The attack chain works in stages. First, the attacker sends crafted HTTP requests to a specific endpoint in the FMC web interface, triggering the deserialization flaw and achieving code execution. The compromised FMC then issues an HTTP PUT request to an external server to confirm successful exploitation. Finally, the attacker downloads an ELF binary from a remote server, establishing persistent access.
From there, Interlock deployed a toolkit that included a PowerShell script for Windows host enumeration, a JavaScript based remote access trojan with self update capabilities, a Java implant for command and control, and a memory resident webshell. The group also used legitimate remote access tools like ConnectWise ScreenConnect to blend in with normal administrative traffic.
Who Got Hit
Interlock has been active since September 2024, but the FMC zero day supercharged its operations. The group has claimed responsibility for attacks on DaVita, one of the largest kidney dialysis providers in the United States, Kettering Health, the Texas Tech University System, the city of Saint Paul in Minnesota, and multiple UK universities. Across these campaigns, Interlock's operations have affected an estimated 27 million people, primarily through the theft of healthcare and education records.

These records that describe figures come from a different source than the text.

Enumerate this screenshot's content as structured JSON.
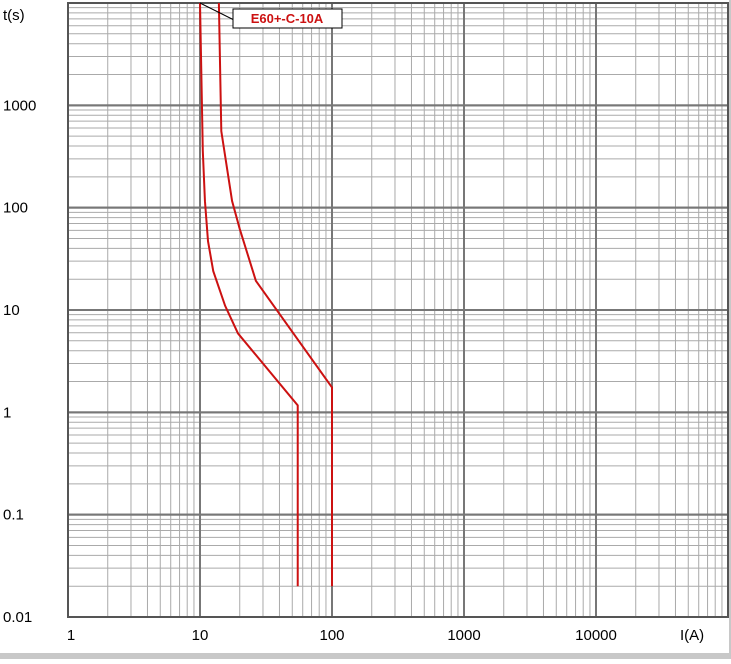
{
  "chart_data": {
    "type": "line",
    "log_x": true,
    "log_y": true,
    "grid": true,
    "minor_grid": true,
    "x_label": "I(A)",
    "y_label": "t(s)",
    "annotation": "E60+-C-10A",
    "xlim": [
      1,
      100000
    ],
    "ylim": [
      0.01,
      10000
    ],
    "xticks": [
      1,
      10,
      100,
      1000,
      10000
    ],
    "yticks": [
      0.01,
      0.1,
      1,
      10,
      100,
      1000
    ],
    "series": [
      {
        "color": "#cc1111",
        "x": [
          10,
          10.5,
          10.9,
          11.5,
          12.6,
          15.5,
          19.4,
          55,
          55
        ],
        "values": [
          10000,
          360,
          116,
          47,
          24,
          11,
          5.9,
          1.17,
          0.02
        ]
      },
      {
        "color": "#cc1111",
        "x": [
          13.9,
          14.5,
          17.5,
          20,
          26.5,
          100,
          100
        ],
        "values": [
          10000,
          560,
          116,
          62,
          19.3,
          1.75,
          0.02
        ]
      }
    ]
  }
}
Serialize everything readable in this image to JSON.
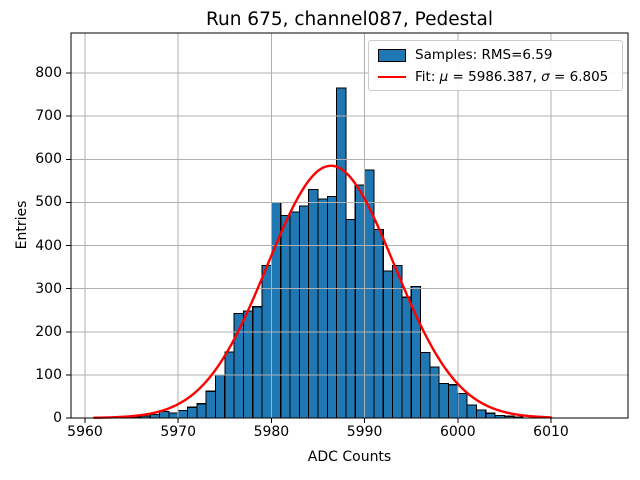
{
  "chart_data": {
    "type": "histogram",
    "title": "Run 675, channel087, Pedestal",
    "xlabel": "ADC Counts",
    "ylabel": "Entries",
    "grid": true,
    "legend_position": "upper right",
    "xtick_values": [
      5960,
      5970,
      5980,
      5990,
      6000,
      6010
    ],
    "xticklabels": [
      "5960",
      "5970",
      "5980",
      "5990",
      "6000",
      "6010"
    ],
    "ytick_values": [
      0,
      100,
      200,
      300,
      400,
      500,
      600,
      700,
      800
    ],
    "yticklabels": [
      "0",
      "100",
      "200",
      "300",
      "400",
      "500",
      "600",
      "700",
      "800"
    ],
    "ylim": [
      0,
      893
    ],
    "bins": {
      "start": 5964,
      "width": 1
    },
    "counts": [
      2,
      3,
      5,
      8,
      15,
      12,
      17,
      25,
      33,
      62,
      100,
      153,
      242,
      248,
      258,
      354,
      500,
      470,
      478,
      492,
      530,
      508,
      514,
      765,
      460,
      540,
      575,
      437,
      341,
      354,
      280,
      305,
      152,
      118,
      80,
      77,
      57,
      30,
      19,
      11,
      6,
      4,
      2
    ],
    "fit_curve": {
      "type": "gaussian",
      "mu": 5986.387,
      "sigma": 6.805,
      "amplitude": 585,
      "x_start": 5961,
      "x_end": 6010
    },
    "legend": {
      "samples_label": "Samples: RMS=6.59",
      "fit_prefix": "Fit: ",
      "mu_symbol": "μ",
      "mu_eq": " = 5986.387, ",
      "sigma_symbol": "σ",
      "sigma_eq": " = 6.805"
    },
    "colors": {
      "bar_fill": "#1f77b4",
      "bar_edge": "#000000",
      "fit_line": "#ff0000",
      "grid": "#b0b0b0",
      "spine": "#000000"
    }
  }
}
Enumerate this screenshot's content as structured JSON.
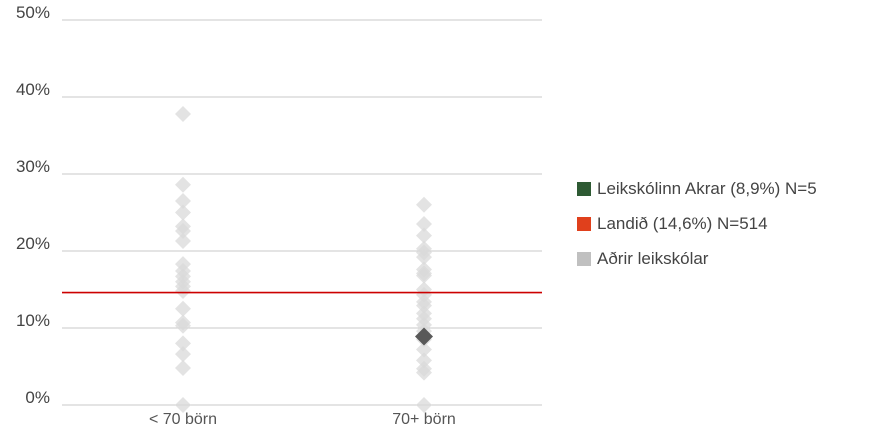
{
  "chart_data": {
    "type": "scatter",
    "title": "",
    "xlabel": "",
    "ylabel": "",
    "ylim": [
      0,
      50
    ],
    "y_ticks": [
      "0%",
      "10%",
      "20%",
      "30%",
      "40%",
      "50%"
    ],
    "categories": [
      "< 70 börn",
      "70+ börn"
    ],
    "grid": true,
    "legend_position": "right",
    "series": [
      {
        "name": "Aðrir leikskólar",
        "color": "#d9d9d9",
        "points": [
          {
            "category": "< 70 börn",
            "y": 37.8
          },
          {
            "category": "< 70 börn",
            "y": 28.6
          },
          {
            "category": "< 70 börn",
            "y": 26.5
          },
          {
            "category": "< 70 börn",
            "y": 25.0
          },
          {
            "category": "< 70 börn",
            "y": 23.2
          },
          {
            "category": "< 70 börn",
            "y": 22.6
          },
          {
            "category": "< 70 börn",
            "y": 21.3
          },
          {
            "category": "< 70 börn",
            "y": 18.3
          },
          {
            "category": "< 70 börn",
            "y": 17.4
          },
          {
            "category": "< 70 börn",
            "y": 16.7
          },
          {
            "category": "< 70 börn",
            "y": 16.0
          },
          {
            "category": "< 70 börn",
            "y": 15.4
          },
          {
            "category": "< 70 börn",
            "y": 14.8
          },
          {
            "category": "< 70 börn",
            "y": 12.5
          },
          {
            "category": "< 70 börn",
            "y": 10.7
          },
          {
            "category": "< 70 börn",
            "y": 10.3
          },
          {
            "category": "< 70 börn",
            "y": 8.0
          },
          {
            "category": "< 70 börn",
            "y": 6.6
          },
          {
            "category": "< 70 börn",
            "y": 4.8
          },
          {
            "category": "< 70 börn",
            "y": 0.0
          },
          {
            "category": "70+ börn",
            "y": 26.0
          },
          {
            "category": "70+ börn",
            "y": 23.5
          },
          {
            "category": "70+ börn",
            "y": 22.0
          },
          {
            "category": "70+ börn",
            "y": 20.3
          },
          {
            "category": "70+ börn",
            "y": 19.8
          },
          {
            "category": "70+ börn",
            "y": 19.2
          },
          {
            "category": "70+ börn",
            "y": 17.6
          },
          {
            "category": "70+ börn",
            "y": 17.1
          },
          {
            "category": "70+ börn",
            "y": 16.8
          },
          {
            "category": "70+ börn",
            "y": 15.0
          },
          {
            "category": "70+ börn",
            "y": 14.3
          },
          {
            "category": "70+ börn",
            "y": 13.4
          },
          {
            "category": "70+ börn",
            "y": 12.9
          },
          {
            "category": "70+ börn",
            "y": 11.9
          },
          {
            "category": "70+ börn",
            "y": 11.2
          },
          {
            "category": "70+ börn",
            "y": 10.4
          },
          {
            "category": "70+ börn",
            "y": 9.6
          },
          {
            "category": "70+ börn",
            "y": 8.5
          },
          {
            "category": "70+ börn",
            "y": 7.2
          },
          {
            "category": "70+ börn",
            "y": 5.8
          },
          {
            "category": "70+ börn",
            "y": 4.7
          },
          {
            "category": "70+ börn",
            "y": 4.2
          },
          {
            "category": "70+ börn",
            "y": 0.0
          }
        ]
      },
      {
        "name": "Leikskólinn Akrar (8,9%) N=5",
        "color": "#595959",
        "points": [
          {
            "category": "70+ börn",
            "y": 8.9
          }
        ]
      }
    ],
    "reference_line": {
      "name": "Landið (14,6%) N=514",
      "y": 14.6,
      "color": "#cc0000"
    },
    "legend": [
      {
        "label": "Leikskólinn Akrar (8,9%) N=5",
        "color": "#2e5a33"
      },
      {
        "label": "Landið (14,6%) N=514",
        "color": "#e0401c"
      },
      {
        "label": "Aðrir leikskólar",
        "color": "#c0c0c0"
      }
    ]
  }
}
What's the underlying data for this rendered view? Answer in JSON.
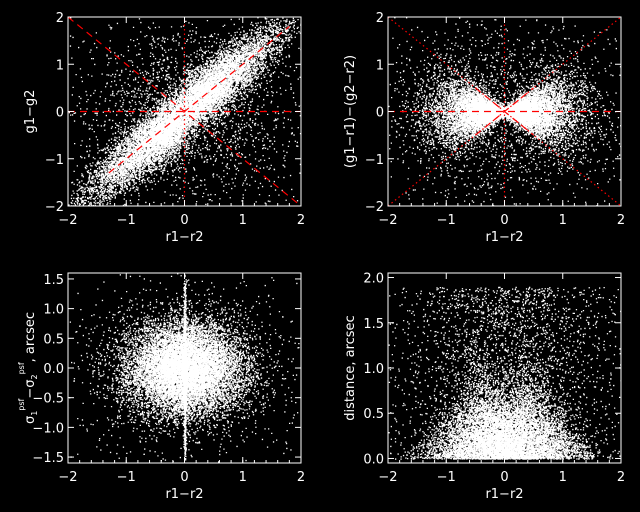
{
  "chart_data": [
    {
      "type": "scatter",
      "panel": "top-left",
      "xlabel": "r1−r2",
      "ylabel": "g1−g2",
      "xlim": [
        -2,
        2
      ],
      "ylim": [
        -2,
        2
      ],
      "xticks": [
        "−2",
        "−1",
        "0",
        "1",
        "2"
      ],
      "yticks": [
        "−2",
        "−1",
        "0",
        "1",
        "2"
      ],
      "point_color": "#ffffff",
      "line_color": "#ff0000",
      "reference_lines": [
        {
          "style": "dashed",
          "x": [
            -2,
            2
          ],
          "y": [
            0,
            0
          ]
        },
        {
          "style": "dashed",
          "x": [
            -1.3,
            1.8
          ],
          "y": [
            -1.3,
            1.8
          ]
        },
        {
          "style": "dashed",
          "x": [
            -2,
            2
          ],
          "y": [
            2,
            -2
          ]
        },
        {
          "style": "dotted",
          "x": [
            0,
            0
          ],
          "y": [
            -2,
            2
          ]
        }
      ],
      "cloud": {
        "shape": "butterfly-diagonal",
        "density": "very high"
      }
    },
    {
      "type": "scatter",
      "panel": "top-right",
      "xlabel": "r1−r2",
      "ylabel": "(g1−r1)−(g2−r2)",
      "xlim": [
        -2,
        2
      ],
      "ylim": [
        -2,
        2
      ],
      "xticks": [
        "−2",
        "−1",
        "0",
        "1",
        "2"
      ],
      "yticks": [
        "−2",
        "−1",
        "0",
        "1",
        "2"
      ],
      "point_color": "#ffffff",
      "line_color": "#ff0000",
      "reference_lines": [
        {
          "style": "dashed",
          "x": [
            -2,
            2
          ],
          "y": [
            0,
            0
          ]
        },
        {
          "style": "dashed",
          "x": [
            -0.5,
            0.5
          ],
          "y": [
            0.5,
            -0.5
          ]
        },
        {
          "style": "dashed",
          "x": [
            -0.5,
            0.5
          ],
          "y": [
            -0.5,
            0.5
          ]
        },
        {
          "style": "dotted",
          "x": [
            -2,
            2
          ],
          "y": [
            -2,
            2
          ]
        },
        {
          "style": "dotted",
          "x": [
            -2,
            2
          ],
          "y": [
            2,
            -2
          ]
        },
        {
          "style": "dotted",
          "x": [
            0,
            0
          ],
          "y": [
            -2,
            2
          ]
        }
      ],
      "cloud": {
        "shape": "bowtie-horizontal",
        "density": "very high"
      }
    },
    {
      "type": "scatter",
      "panel": "bottom-left",
      "xlabel": "r1−r2",
      "ylabel_parts": [
        "σ",
        "1",
        "psf",
        "−σ",
        "2",
        "psf",
        ", arcsec"
      ],
      "xlim": [
        -2,
        2
      ],
      "ylim": [
        -1.6,
        1.6
      ],
      "xticks": [
        "−2",
        "−1",
        "0",
        "1",
        "2"
      ],
      "yticks": [
        "−1.5",
        "−1.0",
        "−0.5",
        "0.0",
        "0.5",
        "1.0",
        "1.5"
      ],
      "point_color": "#ffffff",
      "cloud": {
        "shape": "ellipse-with-vertical-spike",
        "density": "very high"
      }
    },
    {
      "type": "scatter",
      "panel": "bottom-right",
      "xlabel": "r1−r2",
      "ylabel": "distance, arcsec",
      "xlim": [
        -2,
        2
      ],
      "ylim": [
        -0.05,
        2.05
      ],
      "xticks": [
        "−2",
        "−1",
        "0",
        "1",
        "2"
      ],
      "yticks": [
        "0.0",
        "0.5",
        "1.0",
        "1.5",
        "2.0"
      ],
      "point_color": "#ffffff",
      "cloud": {
        "shape": "double-hump",
        "density": "very high"
      }
    }
  ]
}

The healthcare sector is a particularly alarming target. Patient records contain Social Security numbers, insurance details, and medical histories, data that commands premium prices on criminal marketplaces and that victims cannot simply change like a password.
What Makes This Different
Several factors make CVE-2026-20131 stand out. First, it requires no authentication. Many firewall management vulnerabilities require at least a valid login, but this one can be triggered by anyone who can reach the FMC web interface. Second, the affected product is a management platform, not just a single device. Compromising FMC can cascade across every firewall it manages.
Third, Interlock is not a typical ransomware gang. The group has been linked to ClickFix social engineering campaigns and has recently incorporated AI generated malware variants, including one dubbed Slopoly. This suggests a technically sophisticated operation that actively evolves its tactics.
CISA added CVE-2026-20131 to its Known Exploited Vulnerabilities catalog and ordered all federal civilian agencies to patch by March 22, 2026. For organizations outside the federal government, the urgency is the same. If your FMC management interface is reachable from the internet, assume it may have already been probed.
How to Protect Yourself
- Patch immediately. Cisco has released updates. Apply them now. Do not wait for a maintenance window.
- Restrict management access. The FMC web interface should never be exposed to the public internet. Use VPN or jump host access only.
- Check for indicators of compromise. Look for unexpected HTTP PUT requests from FMC to external IPs, unfamiliar ELF binaries, and ConnectWise ScreenConnect installations you did not authorize.
- Review firewall policies. If FMC was compromised, the attacker may have silently modified firewall rules to allow future access. Audit all policy changes since January 2026.
- Segment your management network. Firewall management planes should be on isolated networks with strict access controls, separate from production traffic.
The Bigger Picture
The Cisco FMC exploit follows a pattern that has become disturbingly common: attackers target security infrastructure itself. In recent months, vulnerabilities in Citrix NetScaler, Cisco SD-WAN, and FortiGate firewalls have all been exploited in the wild. When the devices meant to protect your network become the entry point, traditional perimeter defenses fail entirely.
For any organization running Cisco FMC, the message is straightforward: patch today, lock down management access, and verify that no unauthorized changes have already been made. The 36 day window that Interlock had before disclosure means the damage may already be done.